Moreover, it appears this trend is going to continue for the foreseeable future. The current crop of IT management tools are not keeping pace with the changes to infrastructure. And even though the promise of new technologies such as utility computing and service-orientated architecture (SOA) abound, if applied incorrectly or without stringent governance, the old-time problem of spaghetti code now becomes the new-found problem of “spaghetti IT.”
“I think there’s still a gap between the complexity and scale of the IT technology that’s been deployed and our ability to effectively manage it,” said Julie Craig, a senior analyst with Enterprise Management Associates.
A big part of the problem, according to Craig, who spends a good deal of her day thinking about technology solutions to technology-based problems, is new technology is continuously layered on top of old; nothing is ever (or at least rarely) retired. “So, companies end up supporting everything from mainframes to UNIX boxes to AS400 to Windows servers to SAP.”

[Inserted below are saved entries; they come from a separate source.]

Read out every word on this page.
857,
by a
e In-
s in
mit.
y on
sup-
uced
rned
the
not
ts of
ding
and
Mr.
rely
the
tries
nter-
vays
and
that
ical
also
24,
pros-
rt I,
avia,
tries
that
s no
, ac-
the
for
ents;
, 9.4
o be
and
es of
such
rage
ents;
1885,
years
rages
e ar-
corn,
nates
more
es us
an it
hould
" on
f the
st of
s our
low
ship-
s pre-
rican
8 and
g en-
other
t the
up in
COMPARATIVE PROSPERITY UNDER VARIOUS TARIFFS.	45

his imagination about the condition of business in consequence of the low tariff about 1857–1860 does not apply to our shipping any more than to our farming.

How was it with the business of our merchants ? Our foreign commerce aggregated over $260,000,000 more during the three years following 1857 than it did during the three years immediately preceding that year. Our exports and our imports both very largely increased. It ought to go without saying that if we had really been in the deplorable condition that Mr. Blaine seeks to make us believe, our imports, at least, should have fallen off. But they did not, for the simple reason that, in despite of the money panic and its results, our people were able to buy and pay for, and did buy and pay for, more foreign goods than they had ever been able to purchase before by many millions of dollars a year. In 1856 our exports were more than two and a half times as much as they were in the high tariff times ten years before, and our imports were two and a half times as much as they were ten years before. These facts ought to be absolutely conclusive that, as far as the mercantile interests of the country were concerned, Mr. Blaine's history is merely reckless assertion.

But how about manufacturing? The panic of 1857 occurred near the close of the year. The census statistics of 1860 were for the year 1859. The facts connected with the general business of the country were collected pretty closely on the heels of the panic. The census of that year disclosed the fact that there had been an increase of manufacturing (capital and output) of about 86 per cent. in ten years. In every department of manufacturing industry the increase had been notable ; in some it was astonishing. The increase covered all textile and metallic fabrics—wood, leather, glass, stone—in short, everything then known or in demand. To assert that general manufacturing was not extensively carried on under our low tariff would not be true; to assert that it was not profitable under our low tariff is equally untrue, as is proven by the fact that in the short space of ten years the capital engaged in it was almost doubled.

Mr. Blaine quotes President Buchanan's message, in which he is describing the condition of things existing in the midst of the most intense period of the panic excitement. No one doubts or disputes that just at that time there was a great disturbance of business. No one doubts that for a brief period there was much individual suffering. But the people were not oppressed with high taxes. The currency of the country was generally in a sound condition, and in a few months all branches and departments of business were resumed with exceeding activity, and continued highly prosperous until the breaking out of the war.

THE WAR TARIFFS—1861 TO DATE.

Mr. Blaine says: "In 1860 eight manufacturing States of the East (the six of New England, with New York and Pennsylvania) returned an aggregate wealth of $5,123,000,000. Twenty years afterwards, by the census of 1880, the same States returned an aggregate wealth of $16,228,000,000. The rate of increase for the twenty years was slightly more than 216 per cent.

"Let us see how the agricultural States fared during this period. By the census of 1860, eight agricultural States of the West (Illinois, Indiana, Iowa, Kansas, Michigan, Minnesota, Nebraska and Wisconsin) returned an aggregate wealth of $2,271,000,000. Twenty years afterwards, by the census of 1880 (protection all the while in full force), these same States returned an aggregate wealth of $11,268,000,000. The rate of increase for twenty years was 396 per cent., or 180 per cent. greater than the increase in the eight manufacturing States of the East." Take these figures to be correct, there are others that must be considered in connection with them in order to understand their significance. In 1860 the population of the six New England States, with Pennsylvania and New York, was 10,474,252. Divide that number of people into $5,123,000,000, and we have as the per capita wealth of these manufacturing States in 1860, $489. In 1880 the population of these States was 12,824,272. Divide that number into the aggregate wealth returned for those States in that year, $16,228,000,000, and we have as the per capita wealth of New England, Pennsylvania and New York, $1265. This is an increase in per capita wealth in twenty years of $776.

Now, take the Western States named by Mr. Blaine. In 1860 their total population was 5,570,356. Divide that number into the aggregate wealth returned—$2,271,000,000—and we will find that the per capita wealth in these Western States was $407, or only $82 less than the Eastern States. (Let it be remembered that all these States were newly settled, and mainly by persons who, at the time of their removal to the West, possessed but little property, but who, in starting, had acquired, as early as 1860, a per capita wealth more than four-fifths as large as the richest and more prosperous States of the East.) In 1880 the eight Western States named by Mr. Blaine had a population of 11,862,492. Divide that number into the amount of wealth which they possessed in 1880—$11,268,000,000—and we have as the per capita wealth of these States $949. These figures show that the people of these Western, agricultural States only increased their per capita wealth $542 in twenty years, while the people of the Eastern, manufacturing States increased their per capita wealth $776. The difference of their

Add to this the need for businesses to move ever faster and adopt to new ways of doing things seemingly daily and you get a huge push from the business to add end-user tools and capabilities.
And, if you don’t do it for them (think wireless routers, instant messaging and USB drives), often times users just go ahead and start using introducing new technologies on their own. This creates yet another layer of complexity — shadow IT — and one that is completely ungovernable, at least in the early stages.
“Technology is more diverse, more affordable and far more attainable — thirty years ago we had a fax machines, centralized data processing, and copiers, said Lou Washington, the “Master of MIPS” and a senior business analyst at software and services provider Cincom Systems.